The Kingdom Trilogy TV review: Supernatural terror and loopy comedy
As Lars von Trier’s surreal hospital-set drama is thrust together as a boxset trilogy, we take the temperature of a show that manages to be hilarious and horrific in equal measure

Cinema walk-outs, accusations from actors of psychological and physical abuse, seemingly offering support to fascists both old (wartime Nazis) and new (Putin’s Russia). On and away from the screen, Lars von Trier has attracted scorn, derision and contempt, all rising at the same rate as his reputation soared and his work became more contentious.

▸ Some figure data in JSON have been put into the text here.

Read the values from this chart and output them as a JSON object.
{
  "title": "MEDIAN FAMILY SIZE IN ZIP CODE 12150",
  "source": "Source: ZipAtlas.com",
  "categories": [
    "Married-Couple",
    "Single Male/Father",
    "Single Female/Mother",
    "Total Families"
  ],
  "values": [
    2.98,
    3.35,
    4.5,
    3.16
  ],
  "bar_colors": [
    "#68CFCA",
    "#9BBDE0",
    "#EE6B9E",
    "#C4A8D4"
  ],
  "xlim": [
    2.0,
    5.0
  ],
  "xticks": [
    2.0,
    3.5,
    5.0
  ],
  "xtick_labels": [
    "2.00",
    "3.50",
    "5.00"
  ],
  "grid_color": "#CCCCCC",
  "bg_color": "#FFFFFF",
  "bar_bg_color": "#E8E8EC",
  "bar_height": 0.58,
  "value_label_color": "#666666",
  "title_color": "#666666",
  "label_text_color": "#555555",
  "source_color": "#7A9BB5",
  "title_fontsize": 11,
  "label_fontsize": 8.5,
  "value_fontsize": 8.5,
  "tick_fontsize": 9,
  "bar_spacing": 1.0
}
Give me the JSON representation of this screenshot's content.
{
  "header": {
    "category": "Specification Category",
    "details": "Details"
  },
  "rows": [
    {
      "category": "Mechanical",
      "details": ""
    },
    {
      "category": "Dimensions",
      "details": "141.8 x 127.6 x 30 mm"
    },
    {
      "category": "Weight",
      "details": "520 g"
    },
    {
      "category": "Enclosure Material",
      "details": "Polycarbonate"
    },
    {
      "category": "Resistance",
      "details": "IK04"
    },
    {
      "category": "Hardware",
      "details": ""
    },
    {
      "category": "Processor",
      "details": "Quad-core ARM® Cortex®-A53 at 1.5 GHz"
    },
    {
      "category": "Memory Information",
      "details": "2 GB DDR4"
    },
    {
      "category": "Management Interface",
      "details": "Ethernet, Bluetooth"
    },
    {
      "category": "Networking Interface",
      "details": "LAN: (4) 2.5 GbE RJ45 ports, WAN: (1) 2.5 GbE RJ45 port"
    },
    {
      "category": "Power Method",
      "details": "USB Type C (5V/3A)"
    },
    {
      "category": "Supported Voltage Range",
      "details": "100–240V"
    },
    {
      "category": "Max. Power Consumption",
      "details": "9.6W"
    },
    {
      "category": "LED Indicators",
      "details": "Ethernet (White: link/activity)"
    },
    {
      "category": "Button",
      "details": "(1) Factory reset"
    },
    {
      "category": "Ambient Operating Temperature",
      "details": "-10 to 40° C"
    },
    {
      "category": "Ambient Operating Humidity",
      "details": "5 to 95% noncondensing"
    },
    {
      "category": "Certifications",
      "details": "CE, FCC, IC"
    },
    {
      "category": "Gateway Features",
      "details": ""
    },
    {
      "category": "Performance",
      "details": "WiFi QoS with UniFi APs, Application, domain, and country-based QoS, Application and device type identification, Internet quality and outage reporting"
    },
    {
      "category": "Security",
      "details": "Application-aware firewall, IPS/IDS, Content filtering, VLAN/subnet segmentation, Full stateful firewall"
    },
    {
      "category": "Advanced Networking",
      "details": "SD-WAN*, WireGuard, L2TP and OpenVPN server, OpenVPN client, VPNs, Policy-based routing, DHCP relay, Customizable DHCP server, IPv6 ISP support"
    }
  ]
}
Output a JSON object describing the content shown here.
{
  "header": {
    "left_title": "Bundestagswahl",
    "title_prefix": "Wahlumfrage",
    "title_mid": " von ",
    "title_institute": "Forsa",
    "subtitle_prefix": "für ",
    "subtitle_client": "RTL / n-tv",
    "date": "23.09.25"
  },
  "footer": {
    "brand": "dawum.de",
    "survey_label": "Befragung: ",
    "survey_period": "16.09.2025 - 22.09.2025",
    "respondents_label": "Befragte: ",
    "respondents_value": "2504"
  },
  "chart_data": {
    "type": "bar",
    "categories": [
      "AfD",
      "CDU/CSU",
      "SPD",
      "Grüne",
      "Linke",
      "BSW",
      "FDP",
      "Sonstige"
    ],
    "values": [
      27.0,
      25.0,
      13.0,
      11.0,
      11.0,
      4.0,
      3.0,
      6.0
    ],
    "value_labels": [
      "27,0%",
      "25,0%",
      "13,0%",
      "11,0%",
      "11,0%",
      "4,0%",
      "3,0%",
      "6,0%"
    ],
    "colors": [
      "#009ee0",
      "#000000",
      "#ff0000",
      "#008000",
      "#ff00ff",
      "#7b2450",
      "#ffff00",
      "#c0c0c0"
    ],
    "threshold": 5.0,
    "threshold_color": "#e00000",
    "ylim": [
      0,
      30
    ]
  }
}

Back in the mid-90s, von Trier’s persona was a few beats shy of the poisonous enfant terrible he was to become; more of a small-screen scamp, he appears at the end of The Kingdom episodes attired in dinner suit and bowtie, offering largely impenetrable philosophical musings about his hospital-set horror-comedy.
The Kingdom’s first two seasons arrived in 1994 and 1997, revolving around the odd (fictional) goings-on in Copenhagen’s largest medical facility, Rigshospitalet, which appears to be haunted from top to bottom while its doctors and nurses engage in behaviour that veers from gently slapstick to infuriatingly daft. At its more extreme ends, the body horror is ramped up, especially when one medic gives birth to . . . well, it’s just too awful to describe in print.

Von Trier returned to complete his trilogy in 2022 with The Kingdom: Exodus and revelled in meta narratives. The opening scene features an elderly woman watching season two’s finale and proclaiming its creator an ‘idiot’ while the Rigshospitalet receptionist expresses disdain for the show having ruined that establishment’s fine reputation and making fools of its staff.
Dubbed as ‘Denmark’s answer to Twin Peaks’, such a comparison will tease Lynch devotees into seeking those parallels. There’s a wide array of characters doing off-kilter things such as a pathology professor agreeing to a (cancerous) liver transplant; a student submitting himself to sleep therapy during which he comes under attack from zombie cannibals; and a Dane-hating Swedish surgeon heading to Haiti for an episode to check out the voodoo scene there. There are also ghost ambulances, severed heads and all manner of ancient apparitions.
Even von Trier’s on-screen chatter recalls the Log Lady appearing in those re-syndicated Twin Peaks episodes to utter similarly obtuse remarks. One spot where we have light and day is in the opening credits sequence: while Twin Peaks is cool and ominous, The Kingdom’s terrible intro is surely a deliberately bad pastiche of soapy medical dramas. Emboldened by a cast of Scandi stalwarts (including two Skarsgårds and a Mikkelsen) you’ll have seen in Borgen, The Bridge, The Killing et al, The Kingdom is a series that infuriates and exhilarates in similar doses.
The Kingdom Trilogy is available as a Blu-Ray boxset, and on MUBI, now.